Okinawan cuisine draws influence from Japan, Taiwan, China and Southeast Asia. One of main staples of the Okinawan regimen is pork and green and yellow veggies. Along with seaweed, or as the panel preferred to called ‘sea vegetables’, Okinawans have a wonderful variety of nutritious food. Dr. Hiroko Shou, the expert of nutrition explained that pork can be healthy, if it’s cooked properly by boiling it with lots of water. I’ve made this dish before at home, using my favorite cut, pork belly, which fatty and delicious, especially when it’s braised in a sweet tare sauce.

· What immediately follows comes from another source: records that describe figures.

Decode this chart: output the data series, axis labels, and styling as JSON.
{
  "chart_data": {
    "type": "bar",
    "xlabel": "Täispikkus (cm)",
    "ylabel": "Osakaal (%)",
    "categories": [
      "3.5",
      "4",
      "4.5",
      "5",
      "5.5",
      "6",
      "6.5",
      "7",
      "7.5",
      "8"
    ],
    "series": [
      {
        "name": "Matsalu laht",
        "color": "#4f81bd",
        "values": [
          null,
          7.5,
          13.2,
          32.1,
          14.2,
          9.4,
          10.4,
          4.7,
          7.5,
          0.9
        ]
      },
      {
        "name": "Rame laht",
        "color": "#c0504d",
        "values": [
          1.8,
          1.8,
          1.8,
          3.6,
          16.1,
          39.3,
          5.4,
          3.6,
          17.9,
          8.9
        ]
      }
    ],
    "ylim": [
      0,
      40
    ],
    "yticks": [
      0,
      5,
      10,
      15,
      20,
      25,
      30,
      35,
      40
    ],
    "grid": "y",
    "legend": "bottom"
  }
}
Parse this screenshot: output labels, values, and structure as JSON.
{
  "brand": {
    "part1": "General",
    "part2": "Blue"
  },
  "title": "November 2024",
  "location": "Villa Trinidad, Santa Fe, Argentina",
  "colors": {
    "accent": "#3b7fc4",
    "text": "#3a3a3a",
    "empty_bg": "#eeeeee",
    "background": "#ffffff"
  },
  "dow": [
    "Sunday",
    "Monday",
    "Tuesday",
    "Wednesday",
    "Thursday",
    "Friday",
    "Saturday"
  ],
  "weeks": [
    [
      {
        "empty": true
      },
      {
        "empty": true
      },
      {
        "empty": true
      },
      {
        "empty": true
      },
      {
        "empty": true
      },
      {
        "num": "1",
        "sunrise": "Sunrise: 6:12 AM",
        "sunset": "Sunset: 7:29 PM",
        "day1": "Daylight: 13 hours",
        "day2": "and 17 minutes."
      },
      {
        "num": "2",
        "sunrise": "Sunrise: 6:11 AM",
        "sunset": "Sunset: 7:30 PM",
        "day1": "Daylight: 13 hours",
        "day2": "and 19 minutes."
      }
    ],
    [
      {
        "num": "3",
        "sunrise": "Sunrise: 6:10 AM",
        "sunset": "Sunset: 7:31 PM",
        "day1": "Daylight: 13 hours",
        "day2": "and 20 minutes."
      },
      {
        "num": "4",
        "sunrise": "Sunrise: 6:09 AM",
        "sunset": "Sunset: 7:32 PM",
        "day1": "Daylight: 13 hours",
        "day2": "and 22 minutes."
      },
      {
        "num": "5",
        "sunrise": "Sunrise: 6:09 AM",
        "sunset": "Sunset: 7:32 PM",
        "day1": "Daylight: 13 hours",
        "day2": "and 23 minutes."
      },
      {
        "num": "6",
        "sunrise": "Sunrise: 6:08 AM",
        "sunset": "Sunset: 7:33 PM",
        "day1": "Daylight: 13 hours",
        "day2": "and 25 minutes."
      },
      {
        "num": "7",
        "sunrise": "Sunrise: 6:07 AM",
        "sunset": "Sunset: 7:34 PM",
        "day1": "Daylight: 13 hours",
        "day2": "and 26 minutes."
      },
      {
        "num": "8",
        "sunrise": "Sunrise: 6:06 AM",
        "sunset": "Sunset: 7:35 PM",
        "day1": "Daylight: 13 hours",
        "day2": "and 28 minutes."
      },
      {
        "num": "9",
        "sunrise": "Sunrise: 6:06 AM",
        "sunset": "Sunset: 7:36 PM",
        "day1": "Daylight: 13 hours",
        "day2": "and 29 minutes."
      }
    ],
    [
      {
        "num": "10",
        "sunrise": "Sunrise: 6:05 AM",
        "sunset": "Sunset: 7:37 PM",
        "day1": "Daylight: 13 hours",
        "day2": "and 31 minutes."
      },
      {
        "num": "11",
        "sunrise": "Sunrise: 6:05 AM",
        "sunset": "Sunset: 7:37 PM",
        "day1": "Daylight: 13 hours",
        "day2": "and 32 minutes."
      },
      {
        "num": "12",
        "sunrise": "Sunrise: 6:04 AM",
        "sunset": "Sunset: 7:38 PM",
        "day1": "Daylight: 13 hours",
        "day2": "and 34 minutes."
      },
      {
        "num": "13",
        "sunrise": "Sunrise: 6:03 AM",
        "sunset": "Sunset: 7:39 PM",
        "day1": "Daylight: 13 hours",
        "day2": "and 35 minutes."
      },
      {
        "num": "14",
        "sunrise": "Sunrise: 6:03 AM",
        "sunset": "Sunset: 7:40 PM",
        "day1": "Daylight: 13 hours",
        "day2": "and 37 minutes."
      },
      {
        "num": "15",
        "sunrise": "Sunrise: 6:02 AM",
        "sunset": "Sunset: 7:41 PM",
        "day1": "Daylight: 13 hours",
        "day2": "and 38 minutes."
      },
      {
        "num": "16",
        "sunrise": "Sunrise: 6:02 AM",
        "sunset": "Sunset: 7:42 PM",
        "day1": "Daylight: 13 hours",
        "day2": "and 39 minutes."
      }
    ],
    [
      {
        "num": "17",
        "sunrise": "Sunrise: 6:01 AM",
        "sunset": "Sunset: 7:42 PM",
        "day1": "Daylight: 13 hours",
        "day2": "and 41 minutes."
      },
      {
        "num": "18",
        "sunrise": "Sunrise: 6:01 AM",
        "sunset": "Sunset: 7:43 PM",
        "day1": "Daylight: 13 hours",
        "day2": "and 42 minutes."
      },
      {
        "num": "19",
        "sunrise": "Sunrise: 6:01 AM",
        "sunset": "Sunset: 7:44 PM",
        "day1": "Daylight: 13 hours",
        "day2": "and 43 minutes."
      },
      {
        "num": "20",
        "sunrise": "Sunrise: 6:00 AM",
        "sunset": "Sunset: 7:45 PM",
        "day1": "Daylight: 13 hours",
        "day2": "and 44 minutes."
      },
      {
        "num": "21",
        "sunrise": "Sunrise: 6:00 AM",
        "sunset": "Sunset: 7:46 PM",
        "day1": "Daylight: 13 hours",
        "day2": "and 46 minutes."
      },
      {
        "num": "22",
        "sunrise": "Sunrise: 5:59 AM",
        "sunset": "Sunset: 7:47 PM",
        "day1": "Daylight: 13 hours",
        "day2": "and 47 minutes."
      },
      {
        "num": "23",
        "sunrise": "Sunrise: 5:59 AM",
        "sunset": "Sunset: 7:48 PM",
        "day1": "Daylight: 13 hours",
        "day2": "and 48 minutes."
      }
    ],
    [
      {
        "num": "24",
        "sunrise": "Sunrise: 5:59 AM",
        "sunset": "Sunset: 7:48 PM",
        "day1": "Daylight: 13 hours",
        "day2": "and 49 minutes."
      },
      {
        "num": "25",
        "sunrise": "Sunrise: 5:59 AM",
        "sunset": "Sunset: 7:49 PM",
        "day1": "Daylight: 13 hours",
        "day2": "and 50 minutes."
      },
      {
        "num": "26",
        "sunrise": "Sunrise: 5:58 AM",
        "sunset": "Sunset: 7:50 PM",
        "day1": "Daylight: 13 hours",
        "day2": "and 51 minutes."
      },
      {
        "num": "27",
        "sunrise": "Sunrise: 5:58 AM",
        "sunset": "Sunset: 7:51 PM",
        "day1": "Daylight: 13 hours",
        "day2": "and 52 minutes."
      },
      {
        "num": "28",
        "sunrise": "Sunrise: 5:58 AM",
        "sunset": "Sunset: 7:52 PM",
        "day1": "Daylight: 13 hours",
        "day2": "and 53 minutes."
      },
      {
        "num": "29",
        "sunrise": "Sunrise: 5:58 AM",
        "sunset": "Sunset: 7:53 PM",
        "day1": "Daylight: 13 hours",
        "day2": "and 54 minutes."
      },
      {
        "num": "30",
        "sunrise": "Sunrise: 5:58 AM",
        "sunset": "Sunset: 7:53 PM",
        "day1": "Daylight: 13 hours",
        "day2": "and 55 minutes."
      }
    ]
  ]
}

Each guest got a beautifully prepared bento box and unlimited quantities of Okinawan drinks. God I love Japanese hospitality! Check out this menu.

Bingata roll: A colorful, square salmon maki with cucumber and turmeric-tinted rice, representing the vibrant patterns of bingata textiles
Rafute: Braised pork belly simmered in soy sauce, awamori liquor, and Okinawan brown sugar
Jimami tofu: A sweet and savory tofu dish seasoned with peanut butter and sweet potato starch
Goya chanpuru: Okinawa’s signature stir-fry, made with egg, tofu, and the exotic green goya, or “bitter melon”
Mozuku: A healthy seaweed treat that has a mild flavor and is loaded with nutrients

Hey, hurry up with my drink!

Hey, hurry up with my drink!

Okinawan beer: A light, crisp beer brewed in Okinawa, which is perfect for the islands’ tropical climate
Sanpin tea: A floral green tea similar to jasmine, Sanpin is the most popular variety of tea in Okinawa
Shikwasa juice: Made from the shikwasa citrus fruit, this juice has a pleasant balance of sweet and tart notes
Awamori Cocktail: Cocktail made from Okinawa’s distinctive awamori liquor, which has a smooth, deep flavor

Awamori cocktails

Awamori cocktails

The Japanese also eat goya, which my people call ‘kerela’ a sort bitter melon that is packed with vitamin C. Whereas, Indians shave off the bitter green nubs on the outside and fry the kerela beyond recognitions, the Okinawans keep it intact, hence preserving its nutrients. The sweet sauce, fluffy egg.and bitterness of the  the Goya chanpuru makes a very interesting contrast on the palette.

My favorite was the cocktail with Awamori and orange juice. It was surprisingly refreshing and not too sweet, which meant no headache for me. We chatted with Dr. Shou and some of the other guests, before my aunt and I stumbled over to Soba Totto for a sake nightcap.

Yeah, I had sweet piggy dreams that night.